RAISE YOUR SIGHTS
Treatment delays, mean hundreds of us are experiencing irreversible vision loss every year. So are we being short-sighted when it comes to our eyes. healthy investigates…
WORDS BETH GIBBONS

Photographs Getty, John Frost Newspapers
BEHIND THE HEADLINES
‘Our vision is probably the one sense people fear losing the most,’ says Professor William Ayliffe, a consultant ophthalmologist at The Lister Hospital, London, who lectures widely on the prevention of blindness. ‘Yet, few people give much thought to protecting their sight.’ In fact, 20 million of us in the UK don’t get our eyes tested regularly, according to the Eyecare Trust.
Recent reports indicate the NHS would get a must-try-harder report, too. Overstretched eye clinics and delays in treatment mean around 500 people in England and Wales experienced loss or serious deterioration of vision between 2011 and 2013, reports a central database of patient incident.
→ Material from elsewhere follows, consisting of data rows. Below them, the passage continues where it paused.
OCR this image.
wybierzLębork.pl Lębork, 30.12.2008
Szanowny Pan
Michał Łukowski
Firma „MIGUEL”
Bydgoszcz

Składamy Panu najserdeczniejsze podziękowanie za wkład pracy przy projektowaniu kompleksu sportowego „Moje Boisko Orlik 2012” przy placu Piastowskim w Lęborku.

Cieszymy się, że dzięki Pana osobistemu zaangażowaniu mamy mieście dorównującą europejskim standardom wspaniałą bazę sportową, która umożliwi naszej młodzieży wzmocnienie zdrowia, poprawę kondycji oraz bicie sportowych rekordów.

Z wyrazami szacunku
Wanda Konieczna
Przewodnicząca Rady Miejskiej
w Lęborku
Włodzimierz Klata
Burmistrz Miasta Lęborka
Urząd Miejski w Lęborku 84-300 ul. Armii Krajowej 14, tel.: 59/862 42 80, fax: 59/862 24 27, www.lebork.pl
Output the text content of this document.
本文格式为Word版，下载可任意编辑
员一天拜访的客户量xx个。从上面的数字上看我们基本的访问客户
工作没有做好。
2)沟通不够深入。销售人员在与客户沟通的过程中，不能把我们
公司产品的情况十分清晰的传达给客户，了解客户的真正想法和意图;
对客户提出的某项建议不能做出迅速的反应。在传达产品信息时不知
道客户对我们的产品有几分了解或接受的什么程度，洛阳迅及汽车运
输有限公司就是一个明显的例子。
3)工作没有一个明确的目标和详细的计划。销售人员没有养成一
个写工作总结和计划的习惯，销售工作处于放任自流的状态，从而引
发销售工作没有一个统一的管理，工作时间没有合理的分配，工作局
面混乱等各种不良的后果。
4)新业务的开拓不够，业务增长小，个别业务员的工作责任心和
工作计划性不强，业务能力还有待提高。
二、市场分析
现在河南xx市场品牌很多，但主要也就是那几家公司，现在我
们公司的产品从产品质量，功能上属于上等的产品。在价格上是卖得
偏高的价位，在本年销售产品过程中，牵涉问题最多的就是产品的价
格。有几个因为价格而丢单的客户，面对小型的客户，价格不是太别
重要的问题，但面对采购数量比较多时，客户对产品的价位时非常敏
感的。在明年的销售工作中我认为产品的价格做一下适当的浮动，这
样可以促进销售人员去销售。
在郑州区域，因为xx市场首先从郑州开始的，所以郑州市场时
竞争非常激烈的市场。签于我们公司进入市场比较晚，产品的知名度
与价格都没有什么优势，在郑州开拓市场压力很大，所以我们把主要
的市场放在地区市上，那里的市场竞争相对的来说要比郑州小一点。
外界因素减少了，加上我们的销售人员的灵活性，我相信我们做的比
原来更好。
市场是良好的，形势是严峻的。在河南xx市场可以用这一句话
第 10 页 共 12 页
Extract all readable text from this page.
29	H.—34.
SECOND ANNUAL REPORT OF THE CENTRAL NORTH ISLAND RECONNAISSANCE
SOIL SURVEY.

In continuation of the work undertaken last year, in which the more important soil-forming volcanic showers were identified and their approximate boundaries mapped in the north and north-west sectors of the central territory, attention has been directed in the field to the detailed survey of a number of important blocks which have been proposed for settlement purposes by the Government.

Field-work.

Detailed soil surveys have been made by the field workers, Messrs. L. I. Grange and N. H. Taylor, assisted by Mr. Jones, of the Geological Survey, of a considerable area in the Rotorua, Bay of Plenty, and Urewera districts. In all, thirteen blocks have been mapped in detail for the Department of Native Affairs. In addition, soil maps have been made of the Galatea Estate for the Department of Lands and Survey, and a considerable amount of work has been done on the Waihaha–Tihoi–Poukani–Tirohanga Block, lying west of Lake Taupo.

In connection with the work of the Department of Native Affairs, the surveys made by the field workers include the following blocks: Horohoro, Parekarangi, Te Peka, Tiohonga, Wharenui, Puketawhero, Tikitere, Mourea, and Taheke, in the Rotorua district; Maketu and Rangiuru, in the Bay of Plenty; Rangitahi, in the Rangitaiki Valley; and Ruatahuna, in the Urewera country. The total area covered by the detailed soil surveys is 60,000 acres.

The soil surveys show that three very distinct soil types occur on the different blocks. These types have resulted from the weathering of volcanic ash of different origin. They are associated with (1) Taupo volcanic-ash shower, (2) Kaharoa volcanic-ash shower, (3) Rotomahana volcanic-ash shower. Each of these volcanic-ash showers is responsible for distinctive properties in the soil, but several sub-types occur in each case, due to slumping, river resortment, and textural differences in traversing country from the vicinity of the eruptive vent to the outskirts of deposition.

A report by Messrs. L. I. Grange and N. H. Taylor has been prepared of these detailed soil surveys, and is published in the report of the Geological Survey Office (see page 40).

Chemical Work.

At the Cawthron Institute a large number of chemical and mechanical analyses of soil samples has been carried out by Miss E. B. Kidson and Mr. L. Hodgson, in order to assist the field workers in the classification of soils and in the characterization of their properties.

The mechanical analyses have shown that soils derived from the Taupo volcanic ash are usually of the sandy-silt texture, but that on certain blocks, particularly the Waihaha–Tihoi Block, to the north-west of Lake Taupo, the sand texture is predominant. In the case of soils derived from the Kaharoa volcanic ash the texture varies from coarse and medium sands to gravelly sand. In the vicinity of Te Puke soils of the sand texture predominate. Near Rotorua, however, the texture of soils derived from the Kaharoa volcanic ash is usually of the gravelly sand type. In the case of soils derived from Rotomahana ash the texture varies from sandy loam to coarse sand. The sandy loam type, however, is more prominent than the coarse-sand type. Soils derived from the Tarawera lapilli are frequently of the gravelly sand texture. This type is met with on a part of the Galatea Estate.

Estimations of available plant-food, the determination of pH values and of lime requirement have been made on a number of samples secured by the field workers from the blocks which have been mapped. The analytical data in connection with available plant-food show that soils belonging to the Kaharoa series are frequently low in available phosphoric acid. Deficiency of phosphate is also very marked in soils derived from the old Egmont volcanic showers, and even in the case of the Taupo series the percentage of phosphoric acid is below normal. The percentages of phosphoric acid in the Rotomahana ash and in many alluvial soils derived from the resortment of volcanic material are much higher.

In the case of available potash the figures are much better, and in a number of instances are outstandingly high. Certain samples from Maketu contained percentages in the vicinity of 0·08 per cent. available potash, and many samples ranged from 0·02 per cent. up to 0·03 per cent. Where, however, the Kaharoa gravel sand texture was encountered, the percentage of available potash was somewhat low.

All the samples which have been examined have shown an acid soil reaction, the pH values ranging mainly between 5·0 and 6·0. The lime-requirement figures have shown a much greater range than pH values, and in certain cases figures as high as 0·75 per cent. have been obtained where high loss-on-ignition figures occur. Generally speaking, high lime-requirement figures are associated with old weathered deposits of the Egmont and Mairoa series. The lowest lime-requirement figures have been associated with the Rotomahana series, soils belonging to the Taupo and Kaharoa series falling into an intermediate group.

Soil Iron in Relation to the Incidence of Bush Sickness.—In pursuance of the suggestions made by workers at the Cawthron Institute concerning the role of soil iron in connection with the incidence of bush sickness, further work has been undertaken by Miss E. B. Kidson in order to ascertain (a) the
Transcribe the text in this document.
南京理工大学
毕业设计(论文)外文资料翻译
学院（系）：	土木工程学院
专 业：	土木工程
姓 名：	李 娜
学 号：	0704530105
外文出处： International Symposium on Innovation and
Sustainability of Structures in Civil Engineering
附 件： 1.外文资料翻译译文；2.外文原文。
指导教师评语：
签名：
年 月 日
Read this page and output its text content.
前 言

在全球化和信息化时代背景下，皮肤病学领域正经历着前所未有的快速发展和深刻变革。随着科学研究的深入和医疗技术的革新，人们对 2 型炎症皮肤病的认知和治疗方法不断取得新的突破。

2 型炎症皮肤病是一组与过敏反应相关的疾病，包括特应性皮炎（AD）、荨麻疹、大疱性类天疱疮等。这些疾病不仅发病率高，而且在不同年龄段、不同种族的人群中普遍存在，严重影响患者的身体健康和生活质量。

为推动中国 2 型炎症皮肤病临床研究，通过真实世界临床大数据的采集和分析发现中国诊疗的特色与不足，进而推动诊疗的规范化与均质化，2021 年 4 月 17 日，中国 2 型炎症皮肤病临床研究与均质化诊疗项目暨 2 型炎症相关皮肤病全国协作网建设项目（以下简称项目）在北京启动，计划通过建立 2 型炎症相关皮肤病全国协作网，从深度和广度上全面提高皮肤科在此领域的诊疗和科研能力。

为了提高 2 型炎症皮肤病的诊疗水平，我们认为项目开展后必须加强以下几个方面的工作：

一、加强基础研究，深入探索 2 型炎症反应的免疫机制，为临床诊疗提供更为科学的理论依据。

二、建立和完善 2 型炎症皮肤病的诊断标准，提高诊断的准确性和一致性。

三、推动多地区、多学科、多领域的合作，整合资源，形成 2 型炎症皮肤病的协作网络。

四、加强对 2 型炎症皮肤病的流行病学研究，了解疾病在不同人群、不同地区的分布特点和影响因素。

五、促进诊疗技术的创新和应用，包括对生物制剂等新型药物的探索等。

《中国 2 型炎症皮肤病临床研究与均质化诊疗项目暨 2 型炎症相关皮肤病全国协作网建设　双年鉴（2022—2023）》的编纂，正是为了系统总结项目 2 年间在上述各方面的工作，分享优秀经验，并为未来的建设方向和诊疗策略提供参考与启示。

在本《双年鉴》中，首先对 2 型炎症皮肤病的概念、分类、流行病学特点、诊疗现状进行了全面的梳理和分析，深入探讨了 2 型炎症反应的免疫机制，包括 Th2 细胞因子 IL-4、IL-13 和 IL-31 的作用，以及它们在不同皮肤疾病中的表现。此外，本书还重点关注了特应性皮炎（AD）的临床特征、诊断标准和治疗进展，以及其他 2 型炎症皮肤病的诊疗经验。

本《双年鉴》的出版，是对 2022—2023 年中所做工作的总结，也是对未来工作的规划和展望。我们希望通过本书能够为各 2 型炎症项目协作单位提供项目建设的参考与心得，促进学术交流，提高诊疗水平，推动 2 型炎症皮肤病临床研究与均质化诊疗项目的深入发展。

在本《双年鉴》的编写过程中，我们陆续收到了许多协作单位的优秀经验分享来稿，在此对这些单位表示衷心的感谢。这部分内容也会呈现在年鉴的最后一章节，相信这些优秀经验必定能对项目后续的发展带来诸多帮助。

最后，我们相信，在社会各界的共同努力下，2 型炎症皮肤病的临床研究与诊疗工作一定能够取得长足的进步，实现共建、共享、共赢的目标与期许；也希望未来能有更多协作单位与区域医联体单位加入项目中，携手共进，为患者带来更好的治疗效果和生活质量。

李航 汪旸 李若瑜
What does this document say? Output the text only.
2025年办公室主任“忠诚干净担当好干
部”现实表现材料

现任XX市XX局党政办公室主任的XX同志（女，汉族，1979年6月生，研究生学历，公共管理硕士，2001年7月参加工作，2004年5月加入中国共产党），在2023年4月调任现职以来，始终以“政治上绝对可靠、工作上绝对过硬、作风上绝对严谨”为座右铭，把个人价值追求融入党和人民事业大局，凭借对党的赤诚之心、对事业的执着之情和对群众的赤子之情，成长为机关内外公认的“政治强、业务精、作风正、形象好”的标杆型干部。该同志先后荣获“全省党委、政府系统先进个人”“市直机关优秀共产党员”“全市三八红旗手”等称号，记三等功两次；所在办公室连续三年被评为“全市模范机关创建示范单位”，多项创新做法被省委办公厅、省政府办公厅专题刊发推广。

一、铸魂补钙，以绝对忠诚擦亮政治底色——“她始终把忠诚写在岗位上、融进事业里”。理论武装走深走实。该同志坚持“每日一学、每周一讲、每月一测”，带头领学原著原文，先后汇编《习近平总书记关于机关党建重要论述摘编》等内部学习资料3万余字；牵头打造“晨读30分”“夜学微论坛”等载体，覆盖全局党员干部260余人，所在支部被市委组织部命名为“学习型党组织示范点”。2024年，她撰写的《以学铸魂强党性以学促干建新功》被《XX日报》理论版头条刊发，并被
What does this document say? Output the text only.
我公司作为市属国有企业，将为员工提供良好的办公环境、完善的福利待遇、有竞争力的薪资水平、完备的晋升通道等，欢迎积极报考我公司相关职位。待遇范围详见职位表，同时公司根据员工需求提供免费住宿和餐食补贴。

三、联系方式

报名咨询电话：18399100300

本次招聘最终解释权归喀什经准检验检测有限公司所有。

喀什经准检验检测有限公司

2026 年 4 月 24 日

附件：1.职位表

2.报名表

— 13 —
Professor Ayliffe is deeply concerned. ‘Around 10 per cent of all outpatient appointments are for eye care, and yet the allocation of resources by the Department of Health doesn’t reflect this. The number of opthalmologists has remained static in the last five years, while patient attendance rates have increased by 30 per cent.’ A situation described by the president of The Royal College of Ophthalmologists, Professor Carrie MacEwen, as ‘a perfect storm’.